Like Uber, Call Limo riders can place a pin on the map where they want to be picked up. The app uses Google Maps for drivers to find customers and avoid traffic-heavy streets. Customers are charged by the minute, not by distance. And unlike Uber, riders are free of a "surge charge" in busy areas.

Uber already offers a similar luxury ride service through Uber Black, but Call Limo seeks to distinguish itself by only taking on commercially licensed limo drivers. At the core of Lundquist's plan is selling the experience of being chauffeured by a professional with fewer hassles.

"The old standards of renting a limo was I need to call ahead and rent for a minimum of two hours," Lundquist said. "I'm trying to break that mold."

Right now, the biggest challenge is raising awareness for the app. So far, Call Limo has relied on word-of-mouth and web-based marketing. Lundquist tracks eventgoers via Facebook's Graph API, which allows developers to tap data from the social network and market directly to potential customers. For example, if someone clicks "Going" on a Facebook event page for the "Lion King" musical, Lundquist can post a customized message in the person's newsfeed soliciting a limo ride to the event.
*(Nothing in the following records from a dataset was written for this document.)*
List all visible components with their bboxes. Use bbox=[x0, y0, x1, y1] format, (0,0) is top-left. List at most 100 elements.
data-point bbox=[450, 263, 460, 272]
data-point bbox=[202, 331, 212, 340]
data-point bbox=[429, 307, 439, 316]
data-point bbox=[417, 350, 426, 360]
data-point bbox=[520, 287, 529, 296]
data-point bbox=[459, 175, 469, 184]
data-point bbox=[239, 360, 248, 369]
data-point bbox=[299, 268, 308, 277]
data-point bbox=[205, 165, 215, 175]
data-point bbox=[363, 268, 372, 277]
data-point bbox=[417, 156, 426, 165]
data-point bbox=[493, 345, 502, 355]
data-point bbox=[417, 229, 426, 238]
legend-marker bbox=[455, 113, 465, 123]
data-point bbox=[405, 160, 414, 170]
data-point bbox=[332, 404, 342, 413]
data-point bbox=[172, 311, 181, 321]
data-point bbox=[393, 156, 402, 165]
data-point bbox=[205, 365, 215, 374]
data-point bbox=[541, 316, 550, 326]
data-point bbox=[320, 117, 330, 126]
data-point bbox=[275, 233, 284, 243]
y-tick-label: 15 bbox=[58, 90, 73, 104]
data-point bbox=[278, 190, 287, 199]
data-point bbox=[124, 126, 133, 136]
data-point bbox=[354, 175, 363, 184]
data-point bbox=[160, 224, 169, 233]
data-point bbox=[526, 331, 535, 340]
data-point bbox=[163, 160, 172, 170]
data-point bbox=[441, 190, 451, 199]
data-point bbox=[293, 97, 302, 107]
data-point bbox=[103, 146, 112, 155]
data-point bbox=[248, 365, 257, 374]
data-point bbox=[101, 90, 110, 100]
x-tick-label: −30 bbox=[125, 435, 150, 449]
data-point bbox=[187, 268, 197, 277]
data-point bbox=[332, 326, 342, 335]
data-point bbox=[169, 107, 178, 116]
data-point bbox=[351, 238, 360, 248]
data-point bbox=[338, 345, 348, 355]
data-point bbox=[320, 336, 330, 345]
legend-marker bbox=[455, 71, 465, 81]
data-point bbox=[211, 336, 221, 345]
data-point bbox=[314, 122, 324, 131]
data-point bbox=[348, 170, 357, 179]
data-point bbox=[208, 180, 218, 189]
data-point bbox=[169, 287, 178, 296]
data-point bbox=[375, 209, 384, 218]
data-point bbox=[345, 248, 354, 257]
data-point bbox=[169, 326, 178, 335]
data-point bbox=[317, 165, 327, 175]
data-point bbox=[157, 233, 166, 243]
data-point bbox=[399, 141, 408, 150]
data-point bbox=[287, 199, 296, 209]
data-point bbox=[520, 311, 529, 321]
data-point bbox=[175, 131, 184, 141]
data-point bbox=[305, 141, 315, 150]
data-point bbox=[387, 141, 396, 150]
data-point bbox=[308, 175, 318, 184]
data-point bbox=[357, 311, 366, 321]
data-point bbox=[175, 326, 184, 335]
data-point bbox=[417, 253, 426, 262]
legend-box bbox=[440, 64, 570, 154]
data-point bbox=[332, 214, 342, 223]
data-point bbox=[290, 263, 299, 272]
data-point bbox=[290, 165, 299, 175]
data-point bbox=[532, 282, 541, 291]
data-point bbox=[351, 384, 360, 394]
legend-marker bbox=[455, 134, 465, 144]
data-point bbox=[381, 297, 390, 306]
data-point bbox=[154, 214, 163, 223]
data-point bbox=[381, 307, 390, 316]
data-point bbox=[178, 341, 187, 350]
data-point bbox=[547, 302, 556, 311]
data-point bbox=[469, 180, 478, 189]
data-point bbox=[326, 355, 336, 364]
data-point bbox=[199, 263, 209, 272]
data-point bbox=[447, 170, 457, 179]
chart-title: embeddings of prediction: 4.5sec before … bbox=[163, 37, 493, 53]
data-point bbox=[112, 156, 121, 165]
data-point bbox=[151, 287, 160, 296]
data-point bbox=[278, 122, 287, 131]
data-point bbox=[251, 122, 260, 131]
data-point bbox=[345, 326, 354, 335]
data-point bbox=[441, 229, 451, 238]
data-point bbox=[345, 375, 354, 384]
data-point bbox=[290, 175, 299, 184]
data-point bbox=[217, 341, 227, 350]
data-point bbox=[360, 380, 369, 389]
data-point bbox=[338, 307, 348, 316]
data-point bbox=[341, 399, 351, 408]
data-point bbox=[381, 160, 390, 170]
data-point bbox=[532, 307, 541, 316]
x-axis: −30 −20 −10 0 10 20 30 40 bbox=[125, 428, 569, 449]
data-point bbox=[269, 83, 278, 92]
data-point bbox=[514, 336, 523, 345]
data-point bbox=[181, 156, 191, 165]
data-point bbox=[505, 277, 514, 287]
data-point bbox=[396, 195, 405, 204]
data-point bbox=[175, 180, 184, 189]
Call Limo also uses search engine optimization to snag web traffic. Lundquist said he designed 150 websites for 150 airports around the country. Through SEO, these websites pop up toward the top of search results, Lundquist said, and each website redirects to Call Limo's website.

Call Limo currently has 30 independent limo drivers and limo companies. Its selection ranges from eight- to 15-seat limos, Lincoln Town Cars to GMC Denalis. Lundquist recruited many of the drivers himself, and others joined after hearing about the app through other drivers.

Using apps like Call Limo and Uber Black looks to be a good way for limo drivers to make money while waiting for reservations to trickle in, said Noam Kaufmann, owner of One Great Limousine Service in Minneapolis.

So far, the payoff is short of revolutionary. Kaufmann, who has been using Call Limo since the launch, said rides from app only make up about 5 percent of his business.

Patrick Grose, owner of Preferred Limousine, said he's gotten one ride through Call Limo in the month his company has used the app. Still, they sense potential in the app and plan to stick around.

"It's still a brand-new company, and I don't think people really know about it yet," said Grose, whose company has six drivers and five cars. "Right now, Uber is the only thing people know that gives that instant gratification. Hopefully with more advertising, the word will get out that there is an alternative to Uber."

Call Limo currently gets around 25 rides a day and Lundquist aims to boost that number to 100 by the end of the year. Call Limo takes home 25 percent of each fare picked up through the app, which averages around $20 to $40, Lundquist said. He said the fares are more expensive because limo riders tend to make longer trips than Uber riders. Lundquist said Call Limo is profitable thanks to minimal overhead.

While new to Minneapolis, Uber spinoffs like Call Limo are on the rise across the country. HopSkipDrive of Los Angeles caters to minors, who can't get a ride alone through Uber. LA's See Jane Go and Safeher in Boston offer rides by women drivers for women who feel unsafe getting in the car of an unknown man.

For now the gap in the market remains wide, and Lundquist is confident there are enough Uber riders yearning a more professional service for his app to take off.

"There's always going to be something to be said about not knowing who you're getting in the car with when you go with Uber," Lundquist said.